Transformation of barrel medic (Medicago truncatula Gaertn.) by Agrobacterium tumefaciens and regeneration via somatic embryogenesis of transgenic plants with the MtENOD12 nodulin promoter fused to the gus reporter gene.

SummaryFertile and stable transgenic plants of the model legume Medicago truncatula Gaertn. were obtained through transformation of leaf tissue with the disarmed Agrobacterium tumefaciens strain LBA4404 and in vitro regeneration via somatic embryogenesis. An optimised transformation/regeneration protocol has been established for two genotypes of the cultivar Jemalong, including a previously described highly embryogenic line (Nolan et al. 1989, Plant Cell Rep. 8: 278–281). Using this protocol, transgenic plantlets were obtained within 4–10 months following cocultivation with Agrobacterium. We have introduced into M. truncatula a chimeric fusion between the early nodulin MtENOD12 promoter and the gus (β-glucuronidase) reporter gene, and shown that symbiosis-specific gene expression can be elicited in the roots of such transgenic plants following the addition of purified Rhizobium nodulation factors.

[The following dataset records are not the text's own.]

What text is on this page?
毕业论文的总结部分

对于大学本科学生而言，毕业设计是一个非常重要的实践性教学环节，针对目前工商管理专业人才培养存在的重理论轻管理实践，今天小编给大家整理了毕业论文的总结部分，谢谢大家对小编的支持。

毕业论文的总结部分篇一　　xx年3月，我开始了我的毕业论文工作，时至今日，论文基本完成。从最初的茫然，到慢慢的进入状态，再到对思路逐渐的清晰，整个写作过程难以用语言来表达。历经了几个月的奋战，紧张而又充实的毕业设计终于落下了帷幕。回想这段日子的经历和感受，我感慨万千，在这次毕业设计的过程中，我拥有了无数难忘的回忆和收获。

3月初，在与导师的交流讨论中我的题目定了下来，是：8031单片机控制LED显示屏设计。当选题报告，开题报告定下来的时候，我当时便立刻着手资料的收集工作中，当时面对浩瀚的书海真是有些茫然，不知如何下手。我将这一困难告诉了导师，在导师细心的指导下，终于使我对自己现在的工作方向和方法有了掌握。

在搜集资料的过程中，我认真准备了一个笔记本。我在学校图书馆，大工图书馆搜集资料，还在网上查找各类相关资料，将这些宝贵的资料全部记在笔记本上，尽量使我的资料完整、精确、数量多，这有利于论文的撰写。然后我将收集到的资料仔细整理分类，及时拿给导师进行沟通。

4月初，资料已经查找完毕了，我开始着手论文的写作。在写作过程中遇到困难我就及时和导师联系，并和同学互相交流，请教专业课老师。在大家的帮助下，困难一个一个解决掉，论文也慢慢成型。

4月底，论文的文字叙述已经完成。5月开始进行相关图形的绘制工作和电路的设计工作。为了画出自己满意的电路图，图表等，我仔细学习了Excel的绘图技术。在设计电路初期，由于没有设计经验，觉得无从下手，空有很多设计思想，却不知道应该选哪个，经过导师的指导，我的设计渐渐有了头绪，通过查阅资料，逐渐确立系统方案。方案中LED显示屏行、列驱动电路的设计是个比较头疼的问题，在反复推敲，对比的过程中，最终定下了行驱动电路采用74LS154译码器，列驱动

A switch in Ca2+ spiking signature is concomitant with endosymbiotic microbe entry into cortical root cells of Medicago truncatula.

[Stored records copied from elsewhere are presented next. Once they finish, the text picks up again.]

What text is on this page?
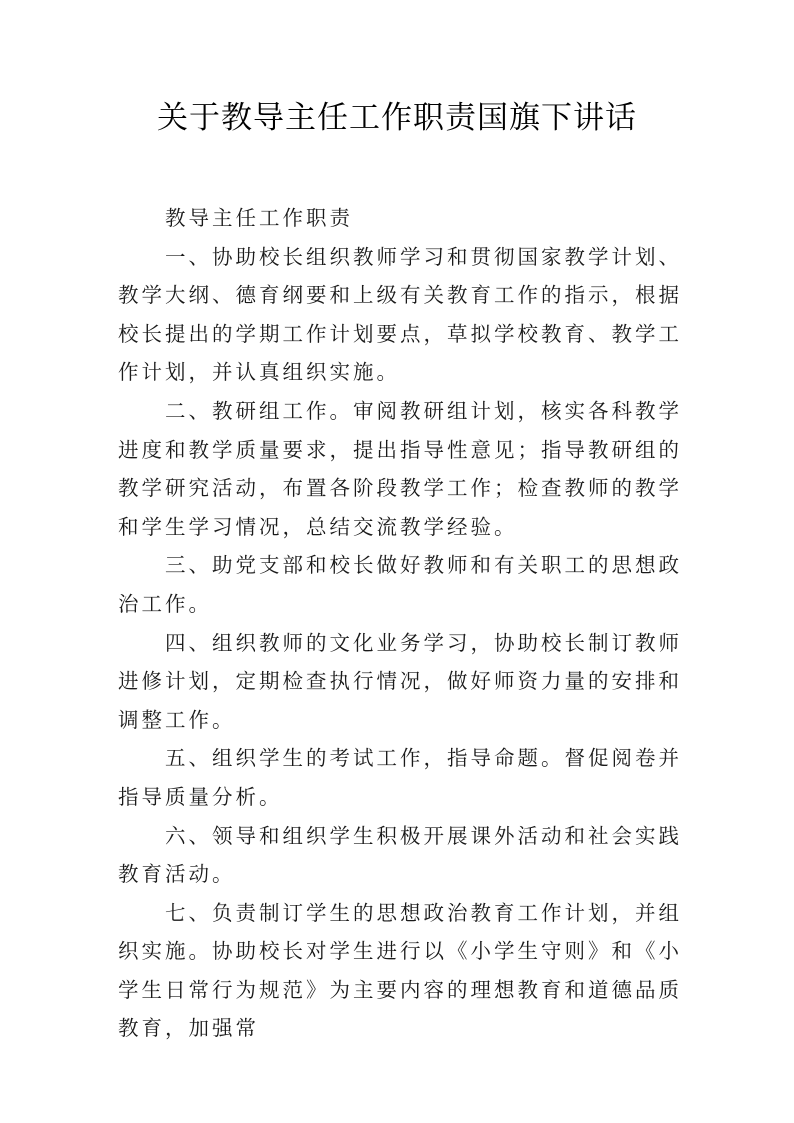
关于教导主任工作职责国旗下讲话

教导主任工作职责

一、协助校长组织教师学习和贯彻国家教学计划、教学大纲、德育纲要和上级有关教育工作的指示，根据校长提出的学期工作计划要点，草拟学校教育、教学工作计划，并认真组织实施。

二、教研组工作。审阅教研组计划，核实各科教学进度和教学质量要求，提出指导性意见；指导教研组的教学研究活动，布置各阶段教学工作；检查教师的教学和学生学习情况，总结交流教学经验。

三、助党支部和校长做好教师和有关职工的思想政治工作。

四、组织教师的文化业务学习，协助校长制订教师进修计划，定期检查执行情况，做好师资力量的安排和调整工作。

五、组织学生的考试工作，指导命题。督促阅卷并指导质量分析。

六、领导和组织学生积极开展课外活动和社会实践教育活动。

七、负责制订学生的思想政治教育工作计划，并组织实施。协助校长对学生进行以《小学生守则》和《小学生日常行为规范》为主要内容的理想教育和道德品质教育，加强常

Ca(2+) spiking is a central component of a common signaling pathway that is activated in the host epidermis during initial recognition of endosymbiotic microbes. However, it is not known to what extent Ca(2+) signaling also plays a role during subsequent root colonization involving apoplastic transcellular infection. Live-tissue imaging using calcium cameleon reporters expressed in Medicago truncatula roots has revealed that distinct Ca(2+) oscillatory profiles correlate with specific stages of transcellular cortical infection by both rhizobia and arbuscular mycorrhizal fungi. Outer cortical cells exhibit low-frequency Ca(2+) spiking during the extensive intracellular remodeling that precedes infection. This appears to be a prerequisite for the formation of either pre-infection threads or the pre-penetration apparatus, both of which are fully reversible processes. A transition from low- to high-frequency spiking is concomitant with the initial stages of apoplastic cell entry by both microbes. This high-frequency spiking is of limited duration in the case of rhizobial infection and is completely switched off by the time transcellular infection by both microsymbionts is completed. The Ca(2+) spiking profiles associated with both rhizobial and arbuscular mycorrhizal cell entry are remarkably similar in terms of periodicity, suggesting that microbe specificity is unlikely to be encoded by the Ca(2+) signature during this particular stage of host infection in the outer cortex. Together, these findings lead to the proposal that tightly regulated Ca(2+) -mediated signal transduction is a key player in reprogramming root cell development at the critical stage of commitment to endosymbiotic infection.